Efforts are highlighted by the new HybriCore™ poly/paper hybrid bag. Introduced in 2008, HybriCore integrates benefits of both paper and plastic. “It addresses the bag-strength issue, as bag products face significant challenges as they travel through large distribution channels, such as those that exist with a large retailer such as Walmart,” says Watson. “In response to the challenges, many companies opt for a woven polypropylene (WPP) bag for additional strength.” Unfortunately, in some cases, WPP can have some drawbacks, he explains: “Much of the raw material comes from overseas, and many must be closed by sewing the ends, which can lead to infestation concerns, and the loss of the end panel as a place to communicate, which represents a disadvantage when compared to HybriCore’s pinch-bottom style.”

HybriCore provides significantly stronger alternative to paper, yet with all the benefits of current multi-wall construction. “It’s more than just another multiwalled bag,” describes Watson. “Its outer layer is a reverse-print polyester sheet laminated to nonwoven material. This gives it significantly greater strength on the outside, in terms of tear and tensile, but it also provides a significantly improved print surface. As it’s reverse printed, the inks never get to the outsides of the bags, so there is no scuffing or rub.”
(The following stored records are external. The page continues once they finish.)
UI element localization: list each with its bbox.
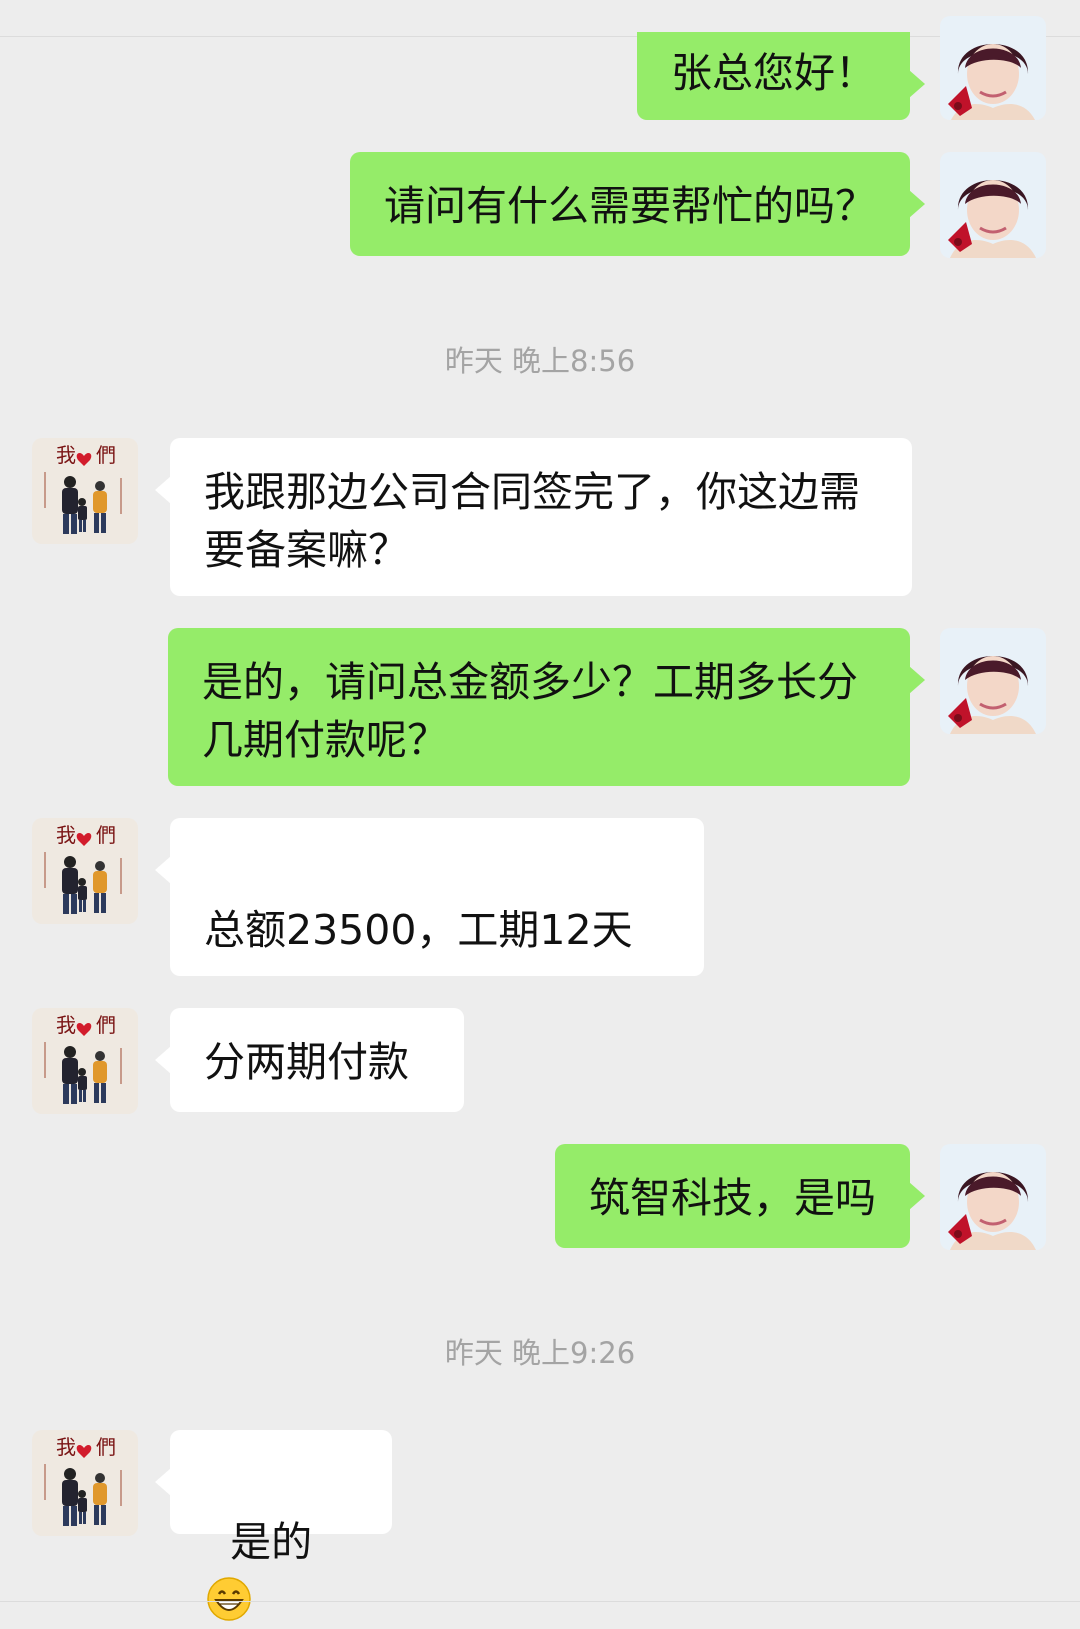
svg-text:我: 我 [56,1013,76,1037]
svg-text:們: 們 [96,823,116,847]
self-avatar[interactable] [940,16,1046,120]
woman-portrait-icon [940,16,1046,120]
message-bubble-outgoing[interactable]: 是的，请问总金额多少？工期多长分几期付款呢？ [168,628,925,786]
woman-portrait-icon [940,628,1046,734]
svg-text:們: 們 [96,1013,116,1037]
svg-text:們: 們 [96,1435,116,1459]
svg-text:們: 們 [96,443,116,467]
couple-poster-icon: 我 們 [32,1430,138,1536]
bottom-divider [0,1601,1080,1602]
woman-portrait-icon [940,152,1046,258]
self-avatar[interactable] [940,152,1046,258]
grinning-face-icon [206,1576,252,1622]
contact-avatar[interactable]: 我 們 [32,438,138,544]
message-bubble-outgoing[interactable]: 张总您好！ [637,32,925,120]
contact-avatar[interactable]: 我 們 [32,818,138,924]
message-bubble-incoming[interactable]: 分两期付款 [155,1008,464,1112]
message-bubble-outgoing[interactable]: 请问有什么需要帮忙的吗？ [350,152,925,256]
top-divider [0,36,1080,37]
contact-avatar[interactable]: 我 們 [32,1430,138,1536]
self-avatar[interactable] [940,628,1046,734]
message-bubble-outgoing[interactable]: 筑智科技，是吗 [555,1144,925,1248]
couple-poster-icon: 我 們 [32,818,138,924]
couple-poster-icon: 我 們 [32,438,138,544]
svg-text:我: 我 [56,1435,76,1459]
contact-avatar[interactable]: 我 們 [32,1008,138,1114]
svg-text:我: 我 [56,443,76,467]
message-bubble-incoming[interactable]: 总额23500，工期12天 [155,818,704,976]
self-avatar[interactable] [940,1144,1046,1250]
svg-text:我: 我 [56,823,76,847]
couple-poster-icon: 我 們 [32,1008,138,1114]
message-bubble-incoming[interactable]: 是的 [155,1430,392,1621]
message-text: 是的 [230,1518,313,1566]
woman-portrait-icon [940,1144,1046,1250]
timestamp: 昨天 晚上9:26 [444,1336,636,1370]
timestamp: 昨天 晚上8:56 [444,344,636,378]
message-bubble-incoming[interactable]: 我跟那边公司合同签完了，你这边需要备案嘛？ [155,438,912,596]
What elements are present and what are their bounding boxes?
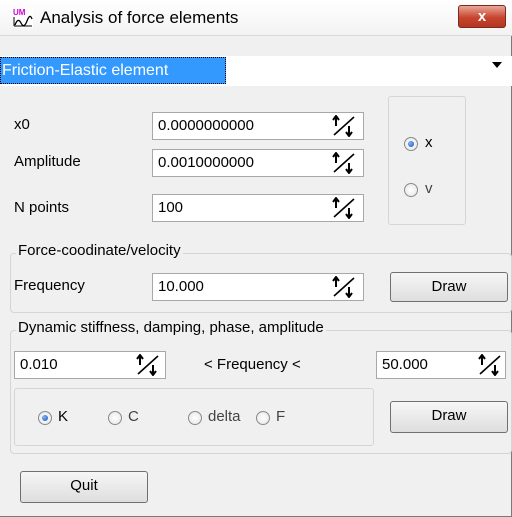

Customers also find HybriCore attractive for both environmental reasons and supply reasons.

This distinctive pinch closure ensures seal and barrier protection to help prevent infestation. At the same time, the package’s outer layer readily accommodates add-on features such as handles, zippers, and sliders. “So, this new product offers several substantial advantages,” Watson indicates.

Another new development driven by market needs is the company’s IntegraGuard™, which Bemis Paper is in the process of trade-marking. “Its development was driven by tremendous efforts across several industries related to sustainability,” reports Watson. “With many multiwall bags, the basic construction includes several layers of paper. Within that is a polymer sheet that provides protection against moisture or grease. However, that polymer layer renders the package un-recyclable and non-biodegradable. But IntegraGuard includes a layer comprised of a heavily patented water-borne polymer that not only provides the necessary protection but also allows the bags to be recycled. We feel it will be very important to our business as we move forward, as it will differentiate us from other multi-walled bag manufacturers.”

With these new introductions, Bemis Paper anticipates increase run rates and, in turn, growth. Bemis Paper still has four production facilities, three in the United States (Omaha, Crosset, Ark, and Vancouver, Wash.) and one in Mexico (Bolsas Bemis S.A. de C.V.). Each U.S. facility brings something different to the table, says Watson. “For instance, our Crosset facility is our pasted valve facility. In Omaha, we tend to focus more on pet food products. The Vancouver plant serves a cross-section of customers. As far as size, they are all about the same in terms of employees, but in total we have more than 500 employees, and the staff is fairly evenly split among the three U.S. facilities.”

While these facilities enhance the company’s versatility, Bemis Paper is further strengthened by its parental relationship. “As part of Bemis Company, we benefit from additional financial strength,” says Watson. “The parent organization is the largest flexible packaging company in the Americas, with total sales just under $4 billion. But we’re also strongly connected to technology. The readily available resources from our sister companies have really helped us.”

But while Bemis Paper is bolstered by numerous resources, it’s advancing its position by simplifying its business approach, specifically focusing on two strategies: optimal quality coupled with responsiveness and, of course, innovation. In this way, Bemis Paper should bag the competition.